Wenke, who in 1975 became the youngest presiding Superior Court judge in Los Angeles County, conceived and implemented the concept of allowing the public to apply to serve on a grand jury and appointed the first woman to serve as a foreperson on a Los Angeles County grand jury.
He also handled cases involving a long list of Hollywood celebrities -- Lucille Ball, Jimmy Durante, Cary Grant, Dyan Cannon and Barbara Stanwyck, among others.
But it was the Kennedy hearing in 1975 that kept him in the news.
Kennedy was fatally shot at the Ambassador Hotel in Los Angeles in 1968 and Sirhan Sirhan had already been convicted and sentenced by the time Wenke presided over the so-called second gun hearings in 1975.
The hearings examined whether it was possible a second gunman had been involved in the assassination, a theory that gained momentum with reports that there might have been more gunshots than Sirhan could have possibly fired.

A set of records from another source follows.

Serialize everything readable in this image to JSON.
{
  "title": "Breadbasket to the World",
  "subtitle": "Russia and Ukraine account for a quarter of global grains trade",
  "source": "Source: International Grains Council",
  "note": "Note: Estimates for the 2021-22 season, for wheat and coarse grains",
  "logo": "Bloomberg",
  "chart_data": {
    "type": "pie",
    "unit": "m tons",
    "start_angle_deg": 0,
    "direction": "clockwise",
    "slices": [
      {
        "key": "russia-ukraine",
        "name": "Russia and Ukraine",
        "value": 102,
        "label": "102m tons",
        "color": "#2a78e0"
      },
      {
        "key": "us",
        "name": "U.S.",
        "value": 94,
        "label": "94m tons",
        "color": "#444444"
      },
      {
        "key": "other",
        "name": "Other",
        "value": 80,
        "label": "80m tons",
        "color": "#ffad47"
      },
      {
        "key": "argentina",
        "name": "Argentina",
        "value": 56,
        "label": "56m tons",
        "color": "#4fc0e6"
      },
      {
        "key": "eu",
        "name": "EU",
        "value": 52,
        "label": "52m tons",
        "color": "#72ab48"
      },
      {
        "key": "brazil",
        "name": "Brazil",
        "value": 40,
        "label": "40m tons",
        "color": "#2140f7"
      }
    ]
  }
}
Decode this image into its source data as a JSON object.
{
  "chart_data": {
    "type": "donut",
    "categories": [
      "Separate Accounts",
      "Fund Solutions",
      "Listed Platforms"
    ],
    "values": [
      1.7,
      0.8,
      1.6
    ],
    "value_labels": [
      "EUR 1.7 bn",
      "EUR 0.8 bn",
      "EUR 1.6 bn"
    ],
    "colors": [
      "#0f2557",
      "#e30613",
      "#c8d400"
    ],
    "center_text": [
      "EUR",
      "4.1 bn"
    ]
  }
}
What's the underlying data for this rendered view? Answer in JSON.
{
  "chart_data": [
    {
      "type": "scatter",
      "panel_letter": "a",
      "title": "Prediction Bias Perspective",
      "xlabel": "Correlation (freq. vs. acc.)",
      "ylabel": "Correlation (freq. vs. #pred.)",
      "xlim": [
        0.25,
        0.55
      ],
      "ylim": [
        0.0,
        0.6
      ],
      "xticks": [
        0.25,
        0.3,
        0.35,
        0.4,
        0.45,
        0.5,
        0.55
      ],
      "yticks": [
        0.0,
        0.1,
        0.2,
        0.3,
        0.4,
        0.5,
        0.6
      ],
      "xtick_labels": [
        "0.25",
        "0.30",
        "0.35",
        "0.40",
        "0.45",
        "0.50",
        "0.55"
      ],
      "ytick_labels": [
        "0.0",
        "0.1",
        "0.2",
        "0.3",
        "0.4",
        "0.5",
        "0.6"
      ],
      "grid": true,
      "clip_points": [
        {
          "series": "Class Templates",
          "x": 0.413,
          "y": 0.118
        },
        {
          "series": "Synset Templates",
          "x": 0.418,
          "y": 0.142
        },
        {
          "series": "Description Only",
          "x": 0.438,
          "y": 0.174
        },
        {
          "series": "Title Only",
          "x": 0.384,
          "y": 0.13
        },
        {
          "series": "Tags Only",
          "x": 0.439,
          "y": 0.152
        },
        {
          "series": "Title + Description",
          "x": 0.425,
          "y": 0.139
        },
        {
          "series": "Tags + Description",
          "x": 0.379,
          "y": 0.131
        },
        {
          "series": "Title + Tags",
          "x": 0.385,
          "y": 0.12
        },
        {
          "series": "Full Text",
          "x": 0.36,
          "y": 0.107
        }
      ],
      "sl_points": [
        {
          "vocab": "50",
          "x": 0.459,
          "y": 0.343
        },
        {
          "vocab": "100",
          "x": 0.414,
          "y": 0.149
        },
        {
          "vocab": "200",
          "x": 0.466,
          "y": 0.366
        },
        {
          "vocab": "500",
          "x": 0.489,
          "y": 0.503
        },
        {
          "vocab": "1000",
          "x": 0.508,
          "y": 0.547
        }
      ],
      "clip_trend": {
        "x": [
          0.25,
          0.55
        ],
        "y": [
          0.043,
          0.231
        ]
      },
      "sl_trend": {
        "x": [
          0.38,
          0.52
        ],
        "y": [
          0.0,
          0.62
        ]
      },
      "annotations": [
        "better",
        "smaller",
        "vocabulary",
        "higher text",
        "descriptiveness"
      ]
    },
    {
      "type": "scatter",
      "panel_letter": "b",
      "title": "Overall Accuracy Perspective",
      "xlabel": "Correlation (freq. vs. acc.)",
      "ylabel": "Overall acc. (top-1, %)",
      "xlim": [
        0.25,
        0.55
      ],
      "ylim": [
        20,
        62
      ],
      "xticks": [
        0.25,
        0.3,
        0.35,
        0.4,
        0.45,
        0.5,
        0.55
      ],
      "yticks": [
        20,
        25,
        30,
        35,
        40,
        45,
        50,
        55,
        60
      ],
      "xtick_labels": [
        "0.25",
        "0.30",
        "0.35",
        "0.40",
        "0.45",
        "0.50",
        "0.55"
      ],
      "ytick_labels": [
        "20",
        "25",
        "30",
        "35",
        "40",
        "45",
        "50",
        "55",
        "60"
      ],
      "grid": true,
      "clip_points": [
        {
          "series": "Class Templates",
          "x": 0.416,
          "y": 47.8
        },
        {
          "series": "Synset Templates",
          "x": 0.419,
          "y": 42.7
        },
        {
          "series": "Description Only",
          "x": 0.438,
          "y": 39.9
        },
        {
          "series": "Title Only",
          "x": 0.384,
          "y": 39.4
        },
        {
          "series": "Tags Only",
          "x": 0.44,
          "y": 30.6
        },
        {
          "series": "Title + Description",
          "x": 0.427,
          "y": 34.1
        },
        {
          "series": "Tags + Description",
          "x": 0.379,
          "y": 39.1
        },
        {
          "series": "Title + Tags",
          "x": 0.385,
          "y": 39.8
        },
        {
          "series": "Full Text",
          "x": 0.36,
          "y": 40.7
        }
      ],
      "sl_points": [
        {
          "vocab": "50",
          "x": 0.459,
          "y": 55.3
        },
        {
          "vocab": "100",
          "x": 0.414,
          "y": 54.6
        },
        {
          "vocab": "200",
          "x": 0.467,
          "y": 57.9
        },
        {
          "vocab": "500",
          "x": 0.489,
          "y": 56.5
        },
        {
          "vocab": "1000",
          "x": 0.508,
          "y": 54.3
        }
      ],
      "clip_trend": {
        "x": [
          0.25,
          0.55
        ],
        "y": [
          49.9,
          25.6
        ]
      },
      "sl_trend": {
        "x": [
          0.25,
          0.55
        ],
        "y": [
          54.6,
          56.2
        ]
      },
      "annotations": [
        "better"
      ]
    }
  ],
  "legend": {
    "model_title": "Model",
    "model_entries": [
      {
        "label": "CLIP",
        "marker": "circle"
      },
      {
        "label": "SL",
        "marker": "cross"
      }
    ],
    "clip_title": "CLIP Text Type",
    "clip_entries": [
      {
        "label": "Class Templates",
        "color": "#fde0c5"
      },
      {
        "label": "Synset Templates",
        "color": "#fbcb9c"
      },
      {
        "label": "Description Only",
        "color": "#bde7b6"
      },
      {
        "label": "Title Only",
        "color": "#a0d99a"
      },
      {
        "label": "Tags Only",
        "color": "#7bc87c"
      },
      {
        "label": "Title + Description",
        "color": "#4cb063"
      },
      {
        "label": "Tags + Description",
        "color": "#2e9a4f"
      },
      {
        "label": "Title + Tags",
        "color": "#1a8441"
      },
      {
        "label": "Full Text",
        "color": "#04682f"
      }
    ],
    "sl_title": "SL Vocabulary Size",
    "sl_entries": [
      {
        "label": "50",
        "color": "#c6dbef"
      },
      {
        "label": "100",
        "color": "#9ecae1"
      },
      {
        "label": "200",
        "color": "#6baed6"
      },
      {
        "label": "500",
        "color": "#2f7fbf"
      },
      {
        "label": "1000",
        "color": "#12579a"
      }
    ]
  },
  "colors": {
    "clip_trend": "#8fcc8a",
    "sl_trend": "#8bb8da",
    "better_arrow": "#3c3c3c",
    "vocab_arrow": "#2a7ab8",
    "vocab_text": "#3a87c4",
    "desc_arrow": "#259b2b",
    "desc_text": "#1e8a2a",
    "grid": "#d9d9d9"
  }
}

Vincent Bugliosi, a former deputy district attorney who had recently prosecuted murderer Charles Manson and his followers, told the court that nine gunshots could be heard, one more bullet than Sirhan’s gun held. There was also testimony that a mystery bullet had been found wedged into a door jam at the hotel.
FOR THE RECORD
Aug. 20, 8:09 p.m. A previous version of this post referred to Vincent Bugliosi as a former district attorney. He was a former deputy district attorney.
But in the end, a panel that Wenke appointed did not find enough evidence to investigate further and the case came to a halt.
Born on Sept. 6, 1926, in Stanton, Neb., Wenke served in the U.S. Navy during World War II and later graduated from the University of Nebraska School of Law. In 1950, he moved to Long Beach, where he practiced law until he was appointed to the bench -- first in Long Beach Municipal Court and then Los Angeles County Superior Court. He retired in 1986 but continued to work as an arbitrator and mediator.
He is survived by his wife of 65 years, Suzanne; his son, Thomas; his daughter, Cynthia Schoustra, and a granddaughter, Samantha.